Вслед за фонтаном из моря вынырнул гнутой спиной, усеянной ракушками-балянусами и вшами, сам повелитель здешних морей. Медленно переворачиваясь с бока на бок, он выпрастывал над водой то один боковой плавник, то другой; пластал со всей дури плашмя хвостом в белых пятнах; фыркал утробно в блаженстве; пускал в низкое небушко упругую соленую пелену. Даже когда Евражка вышла из балка и сторожко приблизилась к кромке моря, двенадцатиметровое чудище продолжало резвиться неподалеку.
– Чистит шкуру от паразитов, – объяснил Кит, что вышел на берег следом. Прежде он и сам бил серых китов с вельботов лоринских чукчей из карабина, но, отстрелявшись всего один сезон, ушел из этого кровавого промысла в водители на золотой прииск. – На них ведь полно морских вшей. А почесать некому. Вот и скребутся о береговую гальку.
– Могу почесать, – осветилась в улыбке Евражка, и ее рыжие волосы растрепались в порыве сырого морского ветра. – Я хорошо умею чесать брюшки китов. Хочешь, и тебе почешу? – Она обернулась к нему лицом, зазывая обветренными губами с прозрачной шелухой, в которых затаилась нераскрывшаяся улыб к а, студеными пальцами проворно пробираясь под шерстяной капитанский бушлат, надетый на голое тело.
– Хочешь, я рожу тебе китеныша? – спросила она вновь, когда они, уже сплетаясь, опустились на гальку, а чудовище возле берега вновь выпустило к небу фонтан радужной пыли.
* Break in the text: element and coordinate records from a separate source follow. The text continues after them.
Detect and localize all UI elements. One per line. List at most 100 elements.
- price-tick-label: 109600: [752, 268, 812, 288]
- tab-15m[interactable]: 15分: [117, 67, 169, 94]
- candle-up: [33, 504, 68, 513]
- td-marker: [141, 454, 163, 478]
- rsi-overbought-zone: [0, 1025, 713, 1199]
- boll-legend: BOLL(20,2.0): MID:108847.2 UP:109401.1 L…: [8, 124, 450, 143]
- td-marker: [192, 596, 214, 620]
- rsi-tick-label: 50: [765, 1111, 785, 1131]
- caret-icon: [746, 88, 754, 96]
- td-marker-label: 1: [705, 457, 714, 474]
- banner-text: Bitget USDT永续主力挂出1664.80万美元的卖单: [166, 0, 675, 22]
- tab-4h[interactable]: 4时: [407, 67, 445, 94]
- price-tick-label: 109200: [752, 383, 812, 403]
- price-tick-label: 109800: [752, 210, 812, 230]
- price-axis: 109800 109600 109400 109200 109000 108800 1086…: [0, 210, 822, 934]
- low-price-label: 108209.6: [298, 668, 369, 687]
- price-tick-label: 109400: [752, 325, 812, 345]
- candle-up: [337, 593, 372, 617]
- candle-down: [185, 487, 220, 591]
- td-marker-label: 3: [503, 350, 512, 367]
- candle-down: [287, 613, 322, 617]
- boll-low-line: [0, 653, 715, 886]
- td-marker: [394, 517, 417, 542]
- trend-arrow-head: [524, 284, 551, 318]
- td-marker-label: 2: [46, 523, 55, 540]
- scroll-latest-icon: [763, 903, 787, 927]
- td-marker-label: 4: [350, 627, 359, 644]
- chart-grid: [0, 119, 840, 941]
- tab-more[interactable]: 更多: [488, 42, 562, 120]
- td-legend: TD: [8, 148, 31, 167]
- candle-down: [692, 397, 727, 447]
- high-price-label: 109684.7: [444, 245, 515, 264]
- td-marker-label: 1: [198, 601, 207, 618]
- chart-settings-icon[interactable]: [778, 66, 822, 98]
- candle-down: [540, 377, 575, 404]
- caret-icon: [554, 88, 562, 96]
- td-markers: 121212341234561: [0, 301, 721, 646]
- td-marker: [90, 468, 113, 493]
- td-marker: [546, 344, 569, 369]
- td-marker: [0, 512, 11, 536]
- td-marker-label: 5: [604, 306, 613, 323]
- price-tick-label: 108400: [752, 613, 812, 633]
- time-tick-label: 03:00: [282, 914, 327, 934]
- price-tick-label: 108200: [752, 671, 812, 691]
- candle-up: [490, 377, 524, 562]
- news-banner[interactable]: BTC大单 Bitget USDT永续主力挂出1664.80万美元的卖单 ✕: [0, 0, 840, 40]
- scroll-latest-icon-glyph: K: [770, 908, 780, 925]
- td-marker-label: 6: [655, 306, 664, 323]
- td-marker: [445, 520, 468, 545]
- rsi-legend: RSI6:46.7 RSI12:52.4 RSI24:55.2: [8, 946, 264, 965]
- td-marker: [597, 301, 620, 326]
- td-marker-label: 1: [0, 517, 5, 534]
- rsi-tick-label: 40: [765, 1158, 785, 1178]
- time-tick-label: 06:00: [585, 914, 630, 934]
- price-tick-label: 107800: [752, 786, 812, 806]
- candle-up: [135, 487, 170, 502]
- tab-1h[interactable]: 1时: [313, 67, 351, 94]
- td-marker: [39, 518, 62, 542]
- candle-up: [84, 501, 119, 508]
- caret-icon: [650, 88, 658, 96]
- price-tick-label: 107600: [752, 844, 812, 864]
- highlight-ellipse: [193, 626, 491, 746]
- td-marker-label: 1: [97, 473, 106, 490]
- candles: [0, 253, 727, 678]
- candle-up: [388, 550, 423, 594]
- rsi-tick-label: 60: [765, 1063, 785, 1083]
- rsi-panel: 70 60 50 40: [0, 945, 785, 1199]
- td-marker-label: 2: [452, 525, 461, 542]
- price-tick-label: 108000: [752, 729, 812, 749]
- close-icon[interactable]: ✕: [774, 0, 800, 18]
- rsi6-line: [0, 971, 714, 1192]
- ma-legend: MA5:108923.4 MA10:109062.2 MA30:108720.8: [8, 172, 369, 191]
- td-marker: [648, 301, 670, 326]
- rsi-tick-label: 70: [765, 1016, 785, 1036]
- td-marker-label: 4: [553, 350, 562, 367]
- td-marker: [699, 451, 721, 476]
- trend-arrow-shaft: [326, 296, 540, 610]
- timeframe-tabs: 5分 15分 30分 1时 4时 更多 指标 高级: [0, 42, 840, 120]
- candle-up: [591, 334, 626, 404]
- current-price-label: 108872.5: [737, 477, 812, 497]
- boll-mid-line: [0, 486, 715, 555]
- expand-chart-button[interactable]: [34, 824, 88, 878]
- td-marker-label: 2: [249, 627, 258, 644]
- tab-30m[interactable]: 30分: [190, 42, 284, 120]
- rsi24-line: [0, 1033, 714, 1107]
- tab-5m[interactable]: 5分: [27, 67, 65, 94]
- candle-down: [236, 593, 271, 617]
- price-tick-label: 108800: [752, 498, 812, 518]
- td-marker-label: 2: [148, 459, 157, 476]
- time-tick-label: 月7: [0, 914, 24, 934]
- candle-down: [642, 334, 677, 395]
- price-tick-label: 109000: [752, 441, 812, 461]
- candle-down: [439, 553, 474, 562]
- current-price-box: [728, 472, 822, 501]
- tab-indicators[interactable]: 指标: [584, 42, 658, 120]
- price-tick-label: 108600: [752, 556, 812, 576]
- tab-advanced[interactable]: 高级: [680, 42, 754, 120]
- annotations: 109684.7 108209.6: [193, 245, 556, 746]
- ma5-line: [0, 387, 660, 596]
Китеныша она родила через два года. За это время едва слышная из радиоприемников страна и вовсе перестала существовать. Кончину ее праздновали, по рассказам вернувшихся с материка старателей, залихватски. В пьяном ли угаре, в мнимом освободительном запале посшибали памятники идолов, которым сами же и поклонялись десятки лет, вознесли до небес, как положено во времена всенародных бурлений, мутную пену, златого тельца – идолов вроде как новых, но на самом-то деле давно обозначенных в мудрых книгах предвестниками отпадения от Бога и от совести. Так оно и случилось. Рухнула страна под натиском алчных революционеров одним махом. Завалилась пьяной, изнасилованной бабой мордой в грязь. Но еще дышала, выла, покуда терзали ее, рвали на части и собственные, и иноземные душегубы. Но уже не сопротивлялась. Подыхала страна без сил. А там уже и мелкий, шакалистый хищник подобрался. Дополз даже до затерянного на краю Ледовитого океана прииска, объявив прежнюю власть низвергнутой, а все ее обещания – незаконными. Технику распродал. Золото уворовал. Жилища – и те пожег. А людей, конечно, одурачив, всучив им вместо зарплат бумажки неведомых акций, которые сам же хищник этот совместно с иными хищниками, уже из местных, северных, и скупал. Побежал народ с Севера, отдавая за билет на материк квартиры, нажитое годами добро, оставляя после себя покинутые поселки, развороченную землю, ржавые колоды, пепелища да груды бочек из-под солярки. Драпали, как от чумы. Как от войны какой. Киту с Евражкой драпать было некуда. Родня их немногочисленная, одни из потомков спецпоселенцев, добывавших олово на прииске Красноармейский, другие, напротив, из числа охранников, спецпоселенцев этих охранявших, обосновались в советском Заполярье основательно, вгрызлись в вечную эту мерзлоту уже и не одним поколением, так что, вполне естественным образом, и потомки их другой земли, помимо этой, попросту не знали, жилья и знакомств на материке не имели. И даже не представляли себе жизни иной.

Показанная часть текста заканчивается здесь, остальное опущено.